People often separate out the “direct” and “indirect” effects of increasing CO\(_2\) concentrations. The direct effect refers to the system’s response to the radiative forcing from increased CO\(_2\), independent of changes in sea surface temperatures (SSTs), i.e., to the extra atmospheric heating from higher CO\(_2\). The indirect effect is the response to the warmer SSTs, independent of the radiative forcing. In both cases, land temperatures are allowed to evolve freely. The idea behind this decomposition is that the climate system adjusts quickly to the direct effect, whereas the oceans take a while to warm up. The total response is usually pretty close to the linear addition of the responses to the two effects, and you can also think of this as separating out the “fast” response and the “slow” response.
Surprisingly, when doing this kind of decomposition for summer stationary waves, the direct and indirect effects produce the opposite responses, so that the net effect is the residual of a “tug of war”:
(Adapted from Figure 2 of Shaw and Voigt (2015). The shading shows the responses of the 200hPa stationary eddy streamfunction and the contours show the climatological 200hPa stationary eddy streamfunction.)
How can we understand this? One explanation points to land-sea differences. The idea is that when only the radiative forcing is applied the land warms up but the SSTs are fixed, and so the land-sea moist static energy (MSE) gradient increases. Under a quasi-equilibrium view, the strongest convection occurs where the MSE gradient is largest (see section 5 here for background theory), and if the land-sea MSE gradient increases we should expect stationary waves excited by convection (which dominate the summer stationary wave pattern) to strengthen. Conversely, increasing SSTs reduces the land-sea contrast, weakening these waves.
I buy the first part – the increasing land-sea contrast under the direct effect, but the second part doesn’t make as much sense. The land is still free to warm up when the SSTs are increased, so why should the land-sea contrast decrease?
Baker et al. (2019) have some plots of the changes in \(\theta_E\) (~MSE) in a GHG simulation (+100ppm) and an SST simulation (2005-2015 averaged SSTs), relative to a control (pre-industrial) simulation:
(Figure 8 from Baker et al. (2019). Differences in \(\theta_E\) between a +100ppm CO\(_2\) simulation and a control simulation (a) and between a simulation with 2005-2015 averaged SSTs and the control simulation.)
In the GHG simulation there are some notable changes in the land-sea MSE gradients, particularly where they’ve put arrows, but the land-sea contrast actually decreases in some places, especially off the west coast of Africa. There are some land-sea changes in the SST simulation, but to me the most noticeable gradient is the meridional gradient: the largest \(\theta_E\) changes are in the deep tropics, with weaker changes in the subtropics and higher latitudes.
Deser and Phillips (2009) give a different explanation for the opposing impacts on stationary waves. CO\(_2\) forcing on its own stabilizes the atmosphere, suppressing convection, while warming SSTs increases the atmosphere’s moisture content, which provides more energy for convection. So tropical forcing of stationary waves strengthens in response to the indirect effect but weakens in response to the direct effect.
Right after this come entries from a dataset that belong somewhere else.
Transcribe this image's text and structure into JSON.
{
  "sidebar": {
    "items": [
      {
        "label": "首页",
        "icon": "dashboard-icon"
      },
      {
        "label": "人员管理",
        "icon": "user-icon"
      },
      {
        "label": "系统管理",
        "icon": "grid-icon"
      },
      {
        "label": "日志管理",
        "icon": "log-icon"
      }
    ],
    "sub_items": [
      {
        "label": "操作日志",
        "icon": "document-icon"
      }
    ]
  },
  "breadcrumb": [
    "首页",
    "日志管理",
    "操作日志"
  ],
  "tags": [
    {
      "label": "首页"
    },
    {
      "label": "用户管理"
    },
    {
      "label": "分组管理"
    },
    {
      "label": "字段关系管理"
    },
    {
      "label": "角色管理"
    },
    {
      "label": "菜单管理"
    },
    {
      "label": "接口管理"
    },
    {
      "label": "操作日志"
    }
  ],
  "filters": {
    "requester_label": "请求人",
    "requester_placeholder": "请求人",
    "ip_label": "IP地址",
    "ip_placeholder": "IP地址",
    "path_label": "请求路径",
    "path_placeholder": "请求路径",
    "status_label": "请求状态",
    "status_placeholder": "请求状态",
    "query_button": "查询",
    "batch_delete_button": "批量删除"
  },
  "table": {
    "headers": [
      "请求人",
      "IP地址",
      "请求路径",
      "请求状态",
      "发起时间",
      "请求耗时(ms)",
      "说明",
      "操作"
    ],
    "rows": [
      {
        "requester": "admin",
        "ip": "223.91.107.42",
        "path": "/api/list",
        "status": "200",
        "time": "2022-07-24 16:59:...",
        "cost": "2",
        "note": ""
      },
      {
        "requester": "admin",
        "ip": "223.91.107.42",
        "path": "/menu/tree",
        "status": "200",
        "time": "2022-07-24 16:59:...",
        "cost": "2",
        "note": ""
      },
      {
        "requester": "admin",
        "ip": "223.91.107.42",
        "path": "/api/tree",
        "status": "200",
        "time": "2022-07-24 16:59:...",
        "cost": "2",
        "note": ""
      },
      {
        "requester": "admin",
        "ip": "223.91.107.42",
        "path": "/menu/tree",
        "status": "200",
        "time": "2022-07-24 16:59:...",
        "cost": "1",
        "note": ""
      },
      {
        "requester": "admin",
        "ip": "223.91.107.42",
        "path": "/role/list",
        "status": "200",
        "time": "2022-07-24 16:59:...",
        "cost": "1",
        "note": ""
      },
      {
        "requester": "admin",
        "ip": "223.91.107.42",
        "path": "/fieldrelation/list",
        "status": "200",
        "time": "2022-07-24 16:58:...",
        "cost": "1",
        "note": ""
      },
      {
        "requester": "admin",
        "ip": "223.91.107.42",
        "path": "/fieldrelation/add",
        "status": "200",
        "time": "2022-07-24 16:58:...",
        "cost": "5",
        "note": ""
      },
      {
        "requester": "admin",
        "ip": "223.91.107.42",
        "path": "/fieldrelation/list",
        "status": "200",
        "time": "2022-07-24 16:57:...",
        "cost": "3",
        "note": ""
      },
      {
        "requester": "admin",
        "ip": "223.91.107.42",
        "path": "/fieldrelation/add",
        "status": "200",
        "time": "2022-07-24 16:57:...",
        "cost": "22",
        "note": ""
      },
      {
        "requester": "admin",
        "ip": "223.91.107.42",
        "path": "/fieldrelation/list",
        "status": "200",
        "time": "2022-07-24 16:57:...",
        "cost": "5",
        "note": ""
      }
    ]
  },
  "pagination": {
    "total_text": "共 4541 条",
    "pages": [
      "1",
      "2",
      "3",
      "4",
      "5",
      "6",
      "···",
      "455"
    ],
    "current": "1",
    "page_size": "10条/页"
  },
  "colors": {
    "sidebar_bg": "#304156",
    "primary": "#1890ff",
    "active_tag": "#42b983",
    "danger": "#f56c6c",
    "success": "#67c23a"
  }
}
Putting these together, the direct and indirect effects have two opposing impacts on convection, and hence on summer stationary waves: they have the opposite effect on land-sea contrasts, and the opposite effect on atmospheric stability. These two impacts also oppose each other: the direct effect increases land-sea contrast (leading to stronger convection), while also stabilizing the atmosphere (which weakens convection), and vice versa for the indirect effect:
Looking at the plots of \(\theta_E\), there also seem to be important regional effects that aren’t explained by either of these, like the strong dipole in warming/cooling along the border of the Sahara and the Sahel, which extends over the Arabian peninsula. Another potentially important (and related) impact is differences in how the ITCZ responds to the direct and indirect effects. The ITCZ will shift north in response to the direct effect, since the northern hemisphere has more land and hence warms up more. But this won’t necessarily be canceled out by the indirect effect, since the land is still free to respond when SSTs increase. It’s unclear how to relate zonal-mean ITCZ shifts to the regional-scale, but we know these shifts would affect the patterns of convection.
So the stationary wave responses to the direct and indirect effects are complicated, and there probably isn’t a single explanation for how the summer stationary wave pattern changes.